IN the course of a quantitative study of re-arrangements induced by mustard gas in Drosophila melanogaster 1, 757 progeny of treated males have so far been analysed by the salivary gland method. Among sixteen structural changes, one was a mosaic for two inversions involving separately the X and 3R chromosomes. Mosaic glands have also been found in the progeny of X-irradiated males2; the special features of the present case are: (1) mosaicism for two independent changes and (2) the fact that in any one nucleus both changes were either present or absent. Of thirty-eight nuclei analysed, seventeen contained both inversions, twenty-one neither. Since in the preparation of the slides only one larva was used at a time, a mixture of two sets of glands on the same slide could not occur. The possibility that nuclei in unanalysed parts of the larva may have contained only one of the inversions cannot be ruled out; but the simplest interpretation is that both changes arose simultaneously either immediately after fertilization or through delayed effect at a later mitosis.

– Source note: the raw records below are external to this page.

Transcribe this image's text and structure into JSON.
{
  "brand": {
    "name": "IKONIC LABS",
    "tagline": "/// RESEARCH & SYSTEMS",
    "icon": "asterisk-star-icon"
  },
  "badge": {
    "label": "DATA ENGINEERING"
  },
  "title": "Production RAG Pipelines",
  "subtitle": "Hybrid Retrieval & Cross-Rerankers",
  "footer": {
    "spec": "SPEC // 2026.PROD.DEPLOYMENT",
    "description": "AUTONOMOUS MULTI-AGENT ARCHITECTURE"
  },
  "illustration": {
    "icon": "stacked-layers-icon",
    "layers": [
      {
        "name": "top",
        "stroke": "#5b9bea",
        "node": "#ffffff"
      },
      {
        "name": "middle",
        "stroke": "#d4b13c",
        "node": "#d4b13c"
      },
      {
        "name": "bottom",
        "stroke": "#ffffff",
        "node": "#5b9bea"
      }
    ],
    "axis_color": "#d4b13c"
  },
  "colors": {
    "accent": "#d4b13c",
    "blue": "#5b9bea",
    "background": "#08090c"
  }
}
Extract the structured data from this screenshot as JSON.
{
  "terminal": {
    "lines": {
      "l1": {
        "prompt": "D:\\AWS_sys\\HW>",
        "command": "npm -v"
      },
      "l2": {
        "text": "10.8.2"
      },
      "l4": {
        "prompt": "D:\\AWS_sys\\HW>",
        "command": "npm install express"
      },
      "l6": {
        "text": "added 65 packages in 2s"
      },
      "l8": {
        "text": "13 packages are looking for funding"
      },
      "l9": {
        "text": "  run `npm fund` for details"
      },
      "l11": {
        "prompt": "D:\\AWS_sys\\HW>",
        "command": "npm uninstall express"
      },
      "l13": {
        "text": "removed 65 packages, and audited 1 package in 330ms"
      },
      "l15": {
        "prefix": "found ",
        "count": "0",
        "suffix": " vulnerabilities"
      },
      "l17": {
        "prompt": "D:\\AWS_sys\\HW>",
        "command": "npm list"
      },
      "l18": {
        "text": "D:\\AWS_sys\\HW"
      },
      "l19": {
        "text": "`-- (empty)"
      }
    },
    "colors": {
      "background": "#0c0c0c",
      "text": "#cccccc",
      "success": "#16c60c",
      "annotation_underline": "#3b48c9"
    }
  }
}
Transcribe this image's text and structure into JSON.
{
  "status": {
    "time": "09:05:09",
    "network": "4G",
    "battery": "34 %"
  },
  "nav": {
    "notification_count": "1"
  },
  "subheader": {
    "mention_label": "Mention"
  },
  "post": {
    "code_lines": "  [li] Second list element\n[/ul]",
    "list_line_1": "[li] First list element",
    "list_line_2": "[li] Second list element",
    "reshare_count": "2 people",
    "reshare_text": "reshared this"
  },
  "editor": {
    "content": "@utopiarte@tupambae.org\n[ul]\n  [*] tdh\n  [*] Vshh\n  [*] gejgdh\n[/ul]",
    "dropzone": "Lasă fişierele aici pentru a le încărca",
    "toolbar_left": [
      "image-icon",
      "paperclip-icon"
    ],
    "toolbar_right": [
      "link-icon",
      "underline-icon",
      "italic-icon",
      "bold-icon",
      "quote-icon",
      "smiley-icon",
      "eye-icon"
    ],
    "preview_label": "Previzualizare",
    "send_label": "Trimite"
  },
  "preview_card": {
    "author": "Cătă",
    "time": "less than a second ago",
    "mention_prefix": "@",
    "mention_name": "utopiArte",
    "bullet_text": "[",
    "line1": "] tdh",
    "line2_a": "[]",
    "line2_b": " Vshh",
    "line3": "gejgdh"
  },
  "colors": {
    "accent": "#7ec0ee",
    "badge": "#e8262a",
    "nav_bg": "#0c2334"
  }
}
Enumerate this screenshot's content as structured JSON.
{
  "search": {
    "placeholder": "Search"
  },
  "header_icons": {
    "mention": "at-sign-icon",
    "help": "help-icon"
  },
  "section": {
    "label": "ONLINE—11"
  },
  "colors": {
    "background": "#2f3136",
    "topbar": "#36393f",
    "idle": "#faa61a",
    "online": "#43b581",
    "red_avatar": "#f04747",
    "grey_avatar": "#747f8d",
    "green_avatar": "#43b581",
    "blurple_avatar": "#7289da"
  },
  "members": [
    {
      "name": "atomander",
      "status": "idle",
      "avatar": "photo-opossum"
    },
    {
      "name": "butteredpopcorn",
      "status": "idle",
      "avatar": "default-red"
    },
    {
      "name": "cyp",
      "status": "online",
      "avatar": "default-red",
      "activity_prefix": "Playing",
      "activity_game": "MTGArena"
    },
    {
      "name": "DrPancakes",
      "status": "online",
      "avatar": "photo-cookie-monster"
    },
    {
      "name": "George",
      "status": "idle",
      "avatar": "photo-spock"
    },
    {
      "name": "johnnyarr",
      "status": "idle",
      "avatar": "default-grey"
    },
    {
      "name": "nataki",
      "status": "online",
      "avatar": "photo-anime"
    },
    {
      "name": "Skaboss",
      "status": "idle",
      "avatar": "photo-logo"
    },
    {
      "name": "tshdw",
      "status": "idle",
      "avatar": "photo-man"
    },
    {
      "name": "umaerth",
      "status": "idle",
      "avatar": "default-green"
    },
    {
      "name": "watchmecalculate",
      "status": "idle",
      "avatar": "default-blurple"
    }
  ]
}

The first alternative requires that in both X and 3R only one of the broken sister chromatids formed an inversion, while the other was restituted in the old order, and that at anaphase the two inverted chromatids segregated to the same pole. The second alternative dispenses with these requirements and is therefore rather more probable. It suggests that conditions which affect the nucleus as a whole may result in the simultaneous opening up of latent breaks in several chromosomes.